Security – The data controller is responsible for taking all security measures needed to ensure that personal data is securely transmitted (e.g. by use of encryption) to the right destination (e.g. by use of additional authentication information). The data subject should be made aware of the risks linked to the storage of the data he/she received in order for him to take steps to protect the information received. As a best practice, data controllers should recommend appropriate format(s) and encryption measures to help the data subject to achieve this goal.
General rules governing the exercise of data subject rights
Transparency – Data controllers must inform the data subjects regarding the availability of the new right to data portability. The WP29 recommends doing so before any account closure. The WP29 also recommends that data controllers clearly explain the difference between the types of data that a data subject can receive using the data portability right or the access right.

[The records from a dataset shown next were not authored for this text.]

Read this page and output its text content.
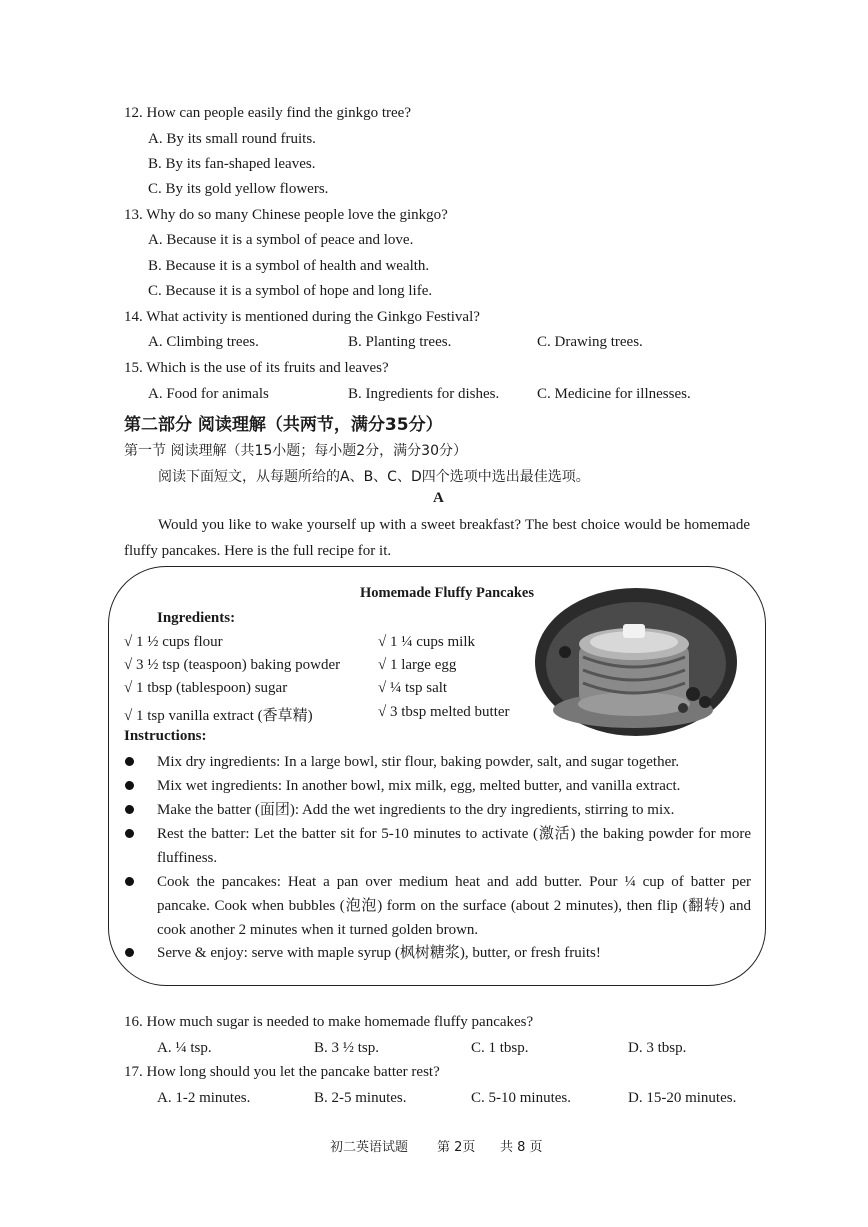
12. How can people easily find the ginkgo tree?
A. By its small round fruits.
B. By its fan-shaped leaves.
C. By its gold yellow flowers.
13. Why do so many Chinese people love the ginkgo?
A. Because it is a symbol of peace and love.
B. Because it is a symbol of health and wealth.
C. Because it is a symbol of hope and long life.
14. What activity is mentioned during the Ginkgo Festival?
A. Climbing trees.	B. Planting trees.	C. Drawing trees.
15. Which is the use of its fruits and leaves?
A. Food for animals	B. Ingredients for dishes.	C. Medicine for illnesses.
第二部分 阅读理解（共两节，满分35分）
第一节 阅读理解（共15小题；每小题2分，满分30分）
阅读下面短文，从每题所给的A、B、C、D四个选项中选出最佳选项。
A
Would you like to wake yourself up with a sweet breakfast? The best choice would be homemade fluffy pancakes. Here is the full recipe for it.
Homemade Fluffy Pancakes
Ingredients:
√ 1 ½ cups flour
√ 3 ½ tsp (teaspoon) baking powder
√ 1 tbsp (tablespoon) sugar
√ 1 tsp vanilla extract (香草精)
√ 1 ¼ cups milk
√ 1 large egg
√ ¼ tsp salt
√ 3 tbsp melted butter
Instructions:
Mix dry ingredients: In a large bowl, stir flour, baking powder, salt, and sugar together.
Mix wet ingredients: In another bowl, mix milk, egg, melted butter, and vanilla extract.
Make the batter (面团): Add the wet ingredients to the dry ingredients, stirring to mix.
Rest the batter: Let the batter sit for 5-10 minutes to activate (激活) the baking powder for more fluffiness.
Cook the pancakes: Heat a pan over medium heat and add butter. Pour ¼ cup of batter per pancake. Cook when bubbles (泡泡) form on the surface (about 2 minutes), then flip (翻转) and cook another 2 minutes when it turned golden brown.
Serve & enjoy: serve with maple syrup (枫树糖浆), butter, or fresh fruits!
16. How much sugar is needed to make homemade fluffy pancakes?
A. ¼ tsp.	B. 3 ½ tsp.	C. 1 tbsp.	D. 3 tbsp.
17. How long should you let the pancake batter rest?
A. 1-2 minutes.	B. 2-5 minutes.	C. 5-10 minutes.	D. 15-20 minutes.
初二英语试题 第 2页 共 8 页
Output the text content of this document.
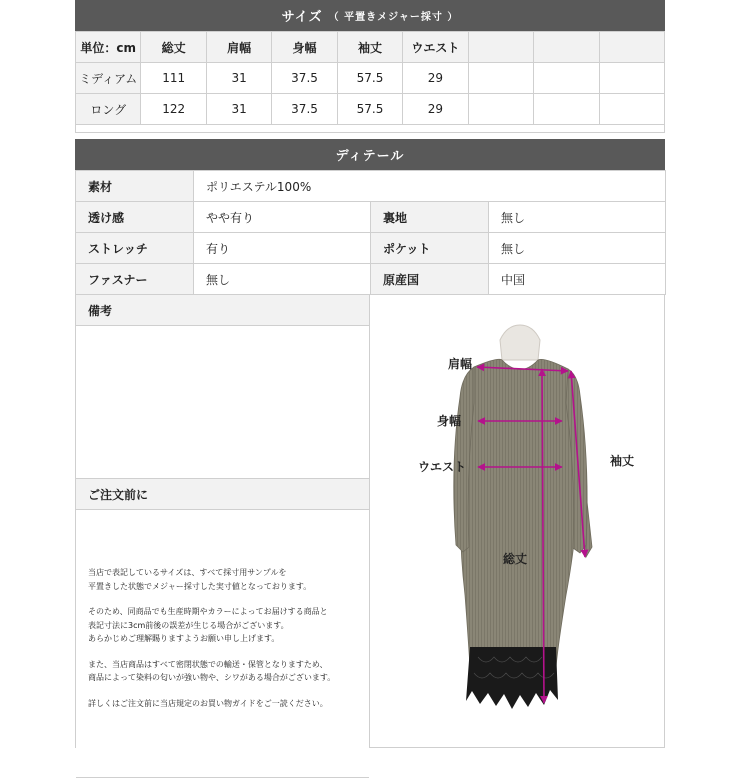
サイズ （ 平置きメジャー採寸 ）
単位：cm	総丈	肩幅	身幅	袖丈	ウエスト			
ミディアム	111	31	37.5	57.5	29			
ロング	122	31	37.5	57.5	29			
ディテール
素材	ポリエステル100%		
透け感	やや有り	裏地	無し
ストレッチ	有り	ポケット	無し
ファスナー	無し	原産国	中国
備考
ご注文前に

当店で表記しているサイズは、すべて採寸用サンプルを
平置きした状態でメジャー採寸した実寸値となっております。

そのため、同商品でも生産時期やカラーによってお届けする商品と
表記寸法に3cm前後の誤差が生じる場合がございます。
あらかじめご理解賜りますようお願い申し上げます。

また、当店商品はすべて密閉状態での輸送・保管となりますため、
商品によって染料の匂いが強い物や、シワがある場合がございます。

詳しくはご注文前に当店規定のお買い物ガイドをご一読ください。

肩幅
身幅
ウエスト	袖丈
総丈
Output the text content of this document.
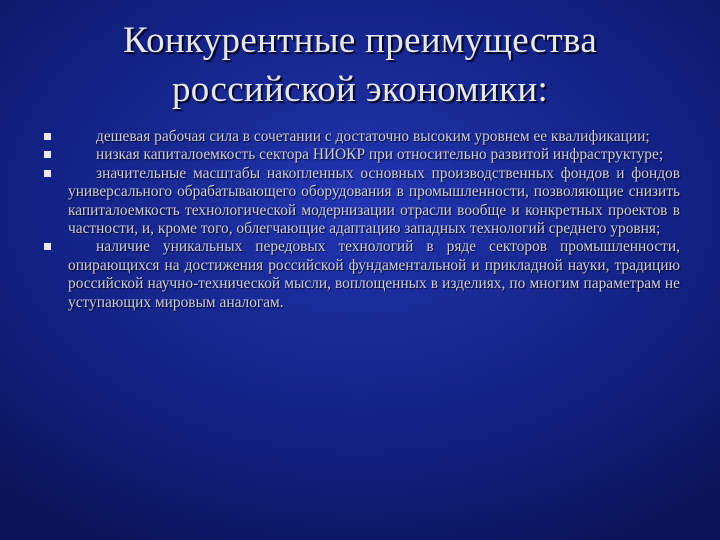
Конкурентные преимущества
российской экономики:
дешевая рабочая сила в сочетании с достаточно высоким уровнем ее квалификации;
низкая капиталоемкость сектора НИОКР при относительно развитой инфраструктуре;
значительные масштабы накопленных основных производственных фондов и фондов универсального обрабатывающего оборудования в промышленности, позволяющие снизить капиталоемкость технологической модернизации отрасли вообще и конкретных проектов в частности, и, кроме того, облегчающие адаптацию западных технологий среднего уровня;
наличие уникальных передовых технологий в ряде секторов промышленности, опирающихся на достижения российской фундаментальной и прикладной науки, традицию российской научно-технической мысли, воплощенных в изделиях, по многим параметрам не уступающих мировым аналогам.
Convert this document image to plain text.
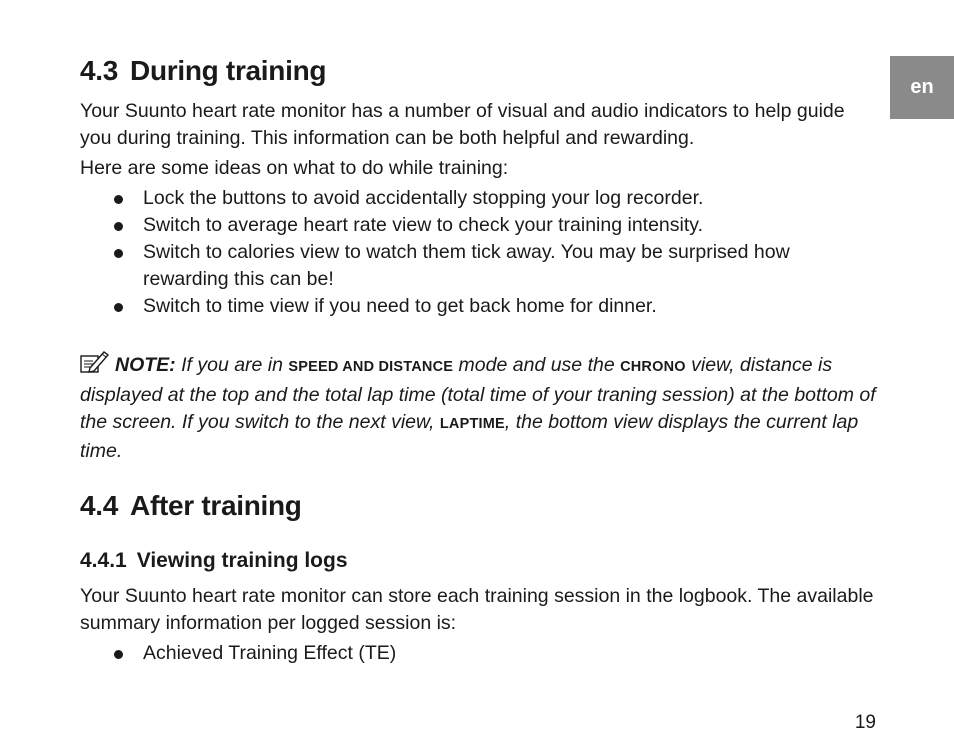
en
4.3 During training

Your Suunto heart rate monitor has a number of visual and audio indicators to help guide you during training. This information can be both helpful and rewarding.

Here are some ideas on what to do while training:

Lock the buttons to avoid accidentally stopping your log recorder.
Switch to average heart rate view to check your training intensity.
Switch to calories view to watch them tick away. You may be surprised how rewarding this can be!
Switch to time view if you need to get back home for dinner.
NOTE: If you are in SPEED AND DISTANCE mode and use the CHRONO view, distance is displayed at the top and the total lap time (total time of your traning session) at the bottom of the screen. If you switch to the next view, LAPTIME, the bottom view displays the current lap time.
4.4 After training
4.4.1 Viewing training logs

Your Suunto heart rate monitor can store each training session in the logbook. The available summary information per logged session is:

Achieved Training Effect (TE)
19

Authentication – Data controllers can implement appropriate procedures enabling an individual to make a data portability request. In many cases, such authentication procedures are already in place. (e.g., username and password).
Response time – Pursuant to the GDPR, the data controller must provide the personal data to the data subject without undue delay and in any case within one month of receipt of the request or within a maximum of three months for complex cases.
Refusal – A request for data portability may be rejected – or a fee may be charged – when the request is manifestly unfounded or excessive, in particular because of its repetitive character.